Alargó el brazo y me acarició la mejilla con el pulgar. A pesar de la advertencia de Tilly, aquello podía ser un punto de inflexión. Tenía dos opciones: o no hacer nada y dejar que el momento se esfumara, o dar un paso al frente, por muy pequeño que fuera, y salir del pasado.
Thane me sostuvo la cara con ambas manos y estudió mi mirada. Sus dedos olían a romero, así que cerré los ojos y disfruté de ese aroma. Con suma ternura, me ladeó la cabeza para examinar los rasguños de las mejillas.
—Lo digo en serio; debes ir con más cuidado —murmuró.
—Lo intentaré.
—Tilly no siempre estará ahí para salvarte.
—Ahora mismo lo está —bromeé.
—¿Te hago sentir incómoda?
Miré de reojo el porche.
—No querría disgustar a Tilly.
—Yo tampoco.
Pero los dos sabíamos que iba a besarme, con o sin la aprobación de Tilly. En ese momento no pensé en que ese hombre pudiera representar un peligro para mí. Me pasó una mano por el cabello y respiré hondo para tranquilizarme. Mis manos reptaron hasta su pecho y nos besamos. Su corazón latía bajo las palmas de mis manos. Aquella palpitación removió algo en mi interior, y enseguida me aparté.
—Aquí no.
—¿Dónde entonces?
El consejo de Tilly me martilleaba la cabeza: «Codicia lo que nunca podrá tener, y eso le convierte en una persona susceptible al Mal.
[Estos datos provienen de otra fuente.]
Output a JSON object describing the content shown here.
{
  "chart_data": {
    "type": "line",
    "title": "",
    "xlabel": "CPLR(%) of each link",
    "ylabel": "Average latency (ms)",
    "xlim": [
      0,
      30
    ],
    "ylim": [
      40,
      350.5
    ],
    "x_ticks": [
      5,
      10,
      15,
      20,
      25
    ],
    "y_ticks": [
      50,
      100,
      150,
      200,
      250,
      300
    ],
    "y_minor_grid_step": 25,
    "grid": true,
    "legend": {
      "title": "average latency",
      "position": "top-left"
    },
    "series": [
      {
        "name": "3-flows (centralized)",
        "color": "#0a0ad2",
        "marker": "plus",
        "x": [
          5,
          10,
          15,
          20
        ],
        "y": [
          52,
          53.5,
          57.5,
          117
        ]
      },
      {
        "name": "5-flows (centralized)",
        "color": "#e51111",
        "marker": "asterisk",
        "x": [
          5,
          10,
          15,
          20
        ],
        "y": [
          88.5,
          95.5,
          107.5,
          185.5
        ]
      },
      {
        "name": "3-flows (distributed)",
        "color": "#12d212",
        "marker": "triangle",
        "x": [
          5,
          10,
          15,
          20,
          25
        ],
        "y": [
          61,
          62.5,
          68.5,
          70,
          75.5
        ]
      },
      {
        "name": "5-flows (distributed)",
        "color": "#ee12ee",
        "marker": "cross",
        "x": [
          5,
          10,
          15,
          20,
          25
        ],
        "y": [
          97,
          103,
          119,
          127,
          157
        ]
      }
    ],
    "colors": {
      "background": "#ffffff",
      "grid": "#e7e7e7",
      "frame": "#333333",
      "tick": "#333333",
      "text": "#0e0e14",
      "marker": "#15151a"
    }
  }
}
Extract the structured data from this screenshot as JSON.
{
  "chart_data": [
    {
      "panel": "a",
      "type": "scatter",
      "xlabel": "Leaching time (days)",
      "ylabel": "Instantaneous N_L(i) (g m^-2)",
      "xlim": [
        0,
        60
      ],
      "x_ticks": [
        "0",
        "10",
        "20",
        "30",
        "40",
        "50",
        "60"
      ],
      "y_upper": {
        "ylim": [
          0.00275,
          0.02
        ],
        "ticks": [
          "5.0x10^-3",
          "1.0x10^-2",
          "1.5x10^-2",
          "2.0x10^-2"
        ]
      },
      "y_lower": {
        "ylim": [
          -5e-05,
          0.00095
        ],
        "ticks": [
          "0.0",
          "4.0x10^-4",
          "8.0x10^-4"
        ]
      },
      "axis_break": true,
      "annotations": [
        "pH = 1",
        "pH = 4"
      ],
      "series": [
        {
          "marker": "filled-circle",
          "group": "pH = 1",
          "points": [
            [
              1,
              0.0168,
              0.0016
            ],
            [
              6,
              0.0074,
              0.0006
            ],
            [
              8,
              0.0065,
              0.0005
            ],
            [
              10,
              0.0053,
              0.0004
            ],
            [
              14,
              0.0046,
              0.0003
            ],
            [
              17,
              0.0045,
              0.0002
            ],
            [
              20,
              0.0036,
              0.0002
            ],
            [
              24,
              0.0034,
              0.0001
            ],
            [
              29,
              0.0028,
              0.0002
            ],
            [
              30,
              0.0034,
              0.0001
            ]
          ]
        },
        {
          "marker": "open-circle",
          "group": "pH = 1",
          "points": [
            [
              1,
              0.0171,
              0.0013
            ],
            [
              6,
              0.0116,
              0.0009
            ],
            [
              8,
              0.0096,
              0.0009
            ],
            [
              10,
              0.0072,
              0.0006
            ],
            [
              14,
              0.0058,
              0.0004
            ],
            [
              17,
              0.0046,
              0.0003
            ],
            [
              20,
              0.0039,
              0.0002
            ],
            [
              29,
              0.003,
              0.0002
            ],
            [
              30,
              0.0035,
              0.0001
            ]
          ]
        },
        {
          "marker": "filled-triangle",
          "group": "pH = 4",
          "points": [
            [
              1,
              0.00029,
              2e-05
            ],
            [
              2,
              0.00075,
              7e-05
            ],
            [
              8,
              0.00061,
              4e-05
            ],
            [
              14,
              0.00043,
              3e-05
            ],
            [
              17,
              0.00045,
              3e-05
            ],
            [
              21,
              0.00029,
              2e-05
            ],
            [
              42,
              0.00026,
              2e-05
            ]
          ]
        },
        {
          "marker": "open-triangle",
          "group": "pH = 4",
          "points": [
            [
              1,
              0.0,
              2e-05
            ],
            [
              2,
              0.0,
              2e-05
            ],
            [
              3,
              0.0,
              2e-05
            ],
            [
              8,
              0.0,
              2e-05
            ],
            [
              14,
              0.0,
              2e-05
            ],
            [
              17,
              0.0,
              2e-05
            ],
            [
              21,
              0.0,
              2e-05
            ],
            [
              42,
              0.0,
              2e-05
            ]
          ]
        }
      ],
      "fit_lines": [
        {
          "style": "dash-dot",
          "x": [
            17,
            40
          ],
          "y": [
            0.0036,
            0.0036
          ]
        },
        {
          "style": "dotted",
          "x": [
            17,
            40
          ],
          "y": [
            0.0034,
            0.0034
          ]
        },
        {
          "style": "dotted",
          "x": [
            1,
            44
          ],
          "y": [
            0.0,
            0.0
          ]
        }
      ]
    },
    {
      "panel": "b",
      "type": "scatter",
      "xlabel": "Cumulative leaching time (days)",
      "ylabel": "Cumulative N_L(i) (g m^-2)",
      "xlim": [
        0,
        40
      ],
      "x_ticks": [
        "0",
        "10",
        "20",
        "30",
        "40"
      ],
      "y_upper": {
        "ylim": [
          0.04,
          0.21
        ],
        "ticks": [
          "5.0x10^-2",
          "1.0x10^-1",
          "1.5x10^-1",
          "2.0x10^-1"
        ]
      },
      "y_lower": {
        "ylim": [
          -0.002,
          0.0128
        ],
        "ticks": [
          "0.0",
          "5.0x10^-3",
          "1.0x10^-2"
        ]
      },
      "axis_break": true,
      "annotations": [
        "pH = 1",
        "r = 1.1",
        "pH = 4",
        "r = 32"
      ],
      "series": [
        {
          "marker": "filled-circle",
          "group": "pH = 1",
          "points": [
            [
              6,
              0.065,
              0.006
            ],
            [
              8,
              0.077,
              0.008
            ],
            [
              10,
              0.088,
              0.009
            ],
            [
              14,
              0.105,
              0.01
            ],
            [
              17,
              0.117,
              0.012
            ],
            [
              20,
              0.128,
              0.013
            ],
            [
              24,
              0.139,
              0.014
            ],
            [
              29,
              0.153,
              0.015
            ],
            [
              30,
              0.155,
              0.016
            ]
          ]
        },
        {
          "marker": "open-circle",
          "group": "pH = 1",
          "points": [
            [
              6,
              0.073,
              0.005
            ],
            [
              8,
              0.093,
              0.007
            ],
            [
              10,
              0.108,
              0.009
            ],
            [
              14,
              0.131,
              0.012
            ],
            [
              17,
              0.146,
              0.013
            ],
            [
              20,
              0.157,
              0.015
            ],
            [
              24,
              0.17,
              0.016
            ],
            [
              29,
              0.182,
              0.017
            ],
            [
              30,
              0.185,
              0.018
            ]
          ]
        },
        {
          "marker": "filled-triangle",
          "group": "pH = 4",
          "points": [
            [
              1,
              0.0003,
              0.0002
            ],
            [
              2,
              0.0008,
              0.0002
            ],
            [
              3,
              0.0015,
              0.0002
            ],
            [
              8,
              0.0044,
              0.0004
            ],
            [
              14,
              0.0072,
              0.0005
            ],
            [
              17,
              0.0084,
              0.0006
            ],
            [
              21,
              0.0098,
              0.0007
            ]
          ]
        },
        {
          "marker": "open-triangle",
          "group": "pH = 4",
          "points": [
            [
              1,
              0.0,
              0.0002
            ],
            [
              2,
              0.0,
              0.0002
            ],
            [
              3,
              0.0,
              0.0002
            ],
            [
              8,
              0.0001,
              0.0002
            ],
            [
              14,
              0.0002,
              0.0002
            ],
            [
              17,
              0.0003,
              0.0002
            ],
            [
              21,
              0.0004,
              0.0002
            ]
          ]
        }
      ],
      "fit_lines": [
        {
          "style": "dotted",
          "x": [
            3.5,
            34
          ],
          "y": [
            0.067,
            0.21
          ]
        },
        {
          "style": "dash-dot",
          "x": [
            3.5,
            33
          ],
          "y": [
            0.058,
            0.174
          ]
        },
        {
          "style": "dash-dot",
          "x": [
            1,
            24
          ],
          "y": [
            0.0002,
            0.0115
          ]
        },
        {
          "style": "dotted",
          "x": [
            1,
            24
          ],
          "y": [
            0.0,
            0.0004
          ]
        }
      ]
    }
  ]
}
Le convierte en alguien peligroso para ti».
Me froté las sienes para enmudecer su voz.
—No lo sé. No puedo pensar…
—Esta noche —dijo con urgencia.
—No puedo. He quedado con Sidra en la biblioteca.
—Después.
—Tengo que hacer la maleta. Me voy a Charleston a pasar el fin de semana.
—Entonces me pasaré por tu casa —sentenció—, puedes echarme de una patada cuando llegue, si eso es lo que quieres.
—Thane…
—Solo quiero verte antes de que te vayas —protestó—. Quiero asegurarme de que vas a volver.
—Apenas he empezado la restauración. Claro que voy a volver.
—¿Vas a quedar con él? —dijo con un tono duro.
Devlin. Cogí aire.
—No. Esa historia está acabada.
Angus se plantó junto a mí meneando la cola. Me agaché para rascarle el lomo y agradecí la distracción.
—¿Qué piensas hacer con Angus el fin de semana?
—Lo llevaré conmigo a Charleston, ¿por?
Me cogió y me estrechó entre sus brazos, y esta vez no pude resistirme.
—Esperaba poder convencerte de que lo dejaras aquí. Así me aseguro de que vas a volver —murmuró rozándome los labios.